Douglas showed how contamination/contagion psychologies and narratives serve to do two things at once. They have an adaptive-safety function in avoiding things that are perceived to be (or are) harmful (getting shit in your food is never a good thing); and they police social boundaries.
(I’m resisting the temptation to veer off here into Susan Bordo, on whom I did a lengthy excursus in Borderline, whose feminist take on Douglas, Descartes, epistemological boundary crises, and early Enlightenment [Baconian] misogyny is very good . . . maybe another post.)

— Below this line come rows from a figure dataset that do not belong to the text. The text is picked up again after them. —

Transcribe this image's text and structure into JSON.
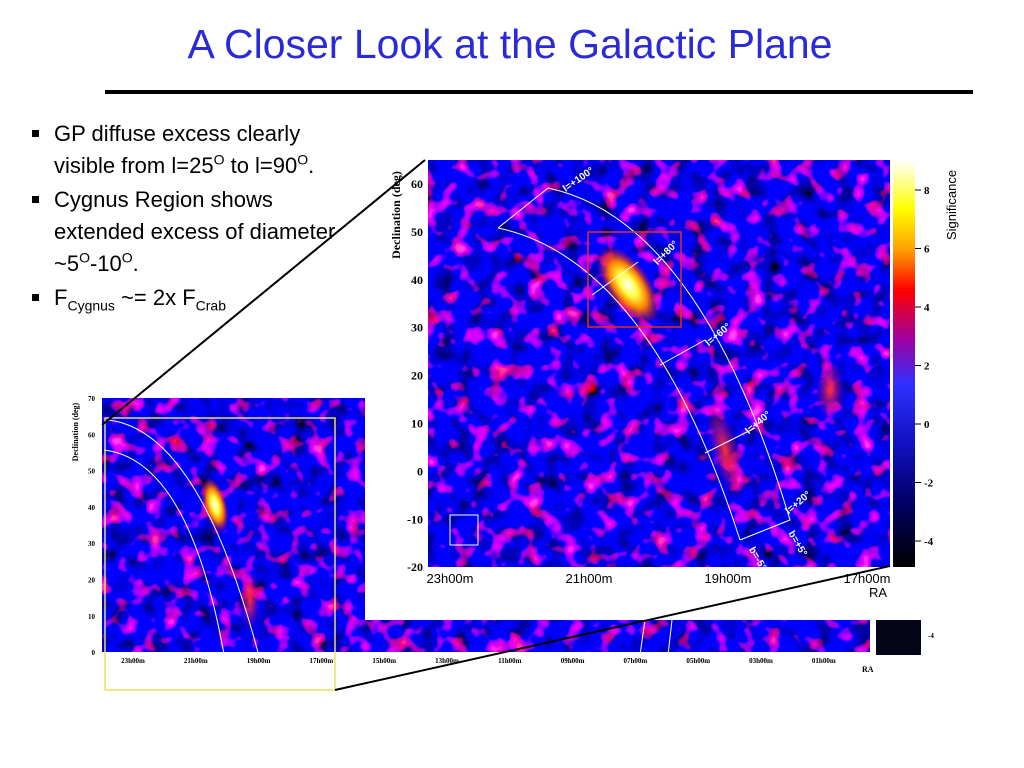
{
  "title": "A Closer Look at the Galactic Plane",
  "bullets": [
    {
      "parts": [
        {
          "text": "GP diffuse excess clearly visible from l=25"
        },
        {
          "text": "O",
          "sup": true
        },
        {
          "text": " to l=90"
        },
        {
          "text": "O",
          "sup": true
        },
        {
          "text": "."
        }
      ]
    },
    {
      "parts": [
        {
          "text": "Cygnus Region shows extended excess of diameter ~5"
        },
        {
          "text": "O",
          "sup": true
        },
        {
          "text": "-10"
        },
        {
          "text": "O",
          "sup": true
        },
        {
          "text": "."
        }
      ]
    },
    {
      "parts": [
        {
          "text": "F"
        },
        {
          "text": "Cygnus",
          "sub": true
        },
        {
          "text": " ~= 2x F"
        },
        {
          "text": "Crab",
          "sub": true
        }
      ]
    }
  ],
  "small_map": {
    "y_axis_title": "Declination (deg)",
    "y_tick_labels": [
      "70",
      "60",
      "50",
      "40",
      "30",
      "20",
      "10",
      "0"
    ],
    "x_tick_labels": [
      "23h00m",
      "21h00m",
      "19h00m",
      "17h00m",
      "15h00m",
      "13h00m",
      "11h00m",
      "09h00m",
      "07h00m",
      "05h00m",
      "03h00m",
      "01h00m"
    ],
    "x_axis_title": "RA",
    "colorbar_label": "-4"
  },
  "large_map": {
    "y_axis_title": "Declination (deg)",
    "y_tick_labels": [
      "60",
      "50",
      "40",
      "30",
      "20",
      "10",
      "0",
      "-10",
      "-20"
    ],
    "x_tick_labels": [
      "23h00m",
      "21h00m",
      "19h00m",
      "17h00m"
    ],
    "x_axis_title": "RA",
    "colorbar_title": "Significance",
    "colorbar_tick_labels": [
      "8",
      "6",
      "4",
      "2",
      "0",
      "-2",
      "-4"
    ],
    "band_labels": [
      "l=+100°",
      "l=+80°",
      "l=+60°",
      "l=+40°",
      "l=+20°",
      "b=+5°",
      "b=-5°"
    ]
  }
}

In terms of social boundary-policing, contagion is the sense that merely coming into contact with certain people, places, and things will pollute you. That pollution is often irremediable, precisely because each time the point of pollution is recalled the disgust reaction is viscerally recalled with it. If the disgust reaction loses its visceral force, it can be transformed into a more distant reaction: contempt. The rich might be disgusted by the poor when they are in close proximity, or touching them in ways that suggest familiarity, but when proximity is necessary—using servants, for example—the poor can be held in the less visceral and more viscerally sustainable contempt.
Disgust is accompanied by magical thinking—ideas that are inconsistent with logical or rational analysis, s demonstrated in the Dixie-cup experiment. Disgust stimulates the desire for withdrawal and avoidance in mild cases, and “rejection, expulsion, and elimination” in powerful cases. Elimination can be easily translated here to extermination (kill all the germs, kill all the bugs, kill all the immigrants, kill all Palestinians [“Amaleks”], kill all TERFs).
When the visceral experience of disgust is paired with a narrative of contagion, disgust is socialized (and politicized). Hitler’s propagandists compared Jews to vermin. During the Rwandan genocide, Tutsi victims were referred to as cockroaches.
In less decisive forms of domination and conflict, disgust has become a form of counterfeit argument—a fallacious bypass, paired with either viscious name-calling or catty-elite irony. (Relentless irony has always been a weapon of ruling and retainer classes, because it’s been rehearsed as a lifestyle, a signifier of intellectual superiority.)
Social media is a force multiplier for weaponized disgust and enemy-contagion narratives. Its ideological siloing is reinforced by the rapid resort (300 characters or less) to naming the other as a kind of social disease. If you so much as have a conversation with person-X (pre-designated as one of the infected), you’ve been polluted. You’re spat out, expelled, shunned, quarantined, subjected to a virtual stoning.
There’s a background, of course. As Alasdair MacIntyre pointed out a long time ago, we live in a period of utter metaphysical incoherence, wherein the inability to even agree on baseline premises leads us not into dialogue, but shouting matches.
I could flow on here, about MacIntyrean managerialism and the reaction to it . . . yes, I could. But I’ll leave it here, without riffs and wrap-ups.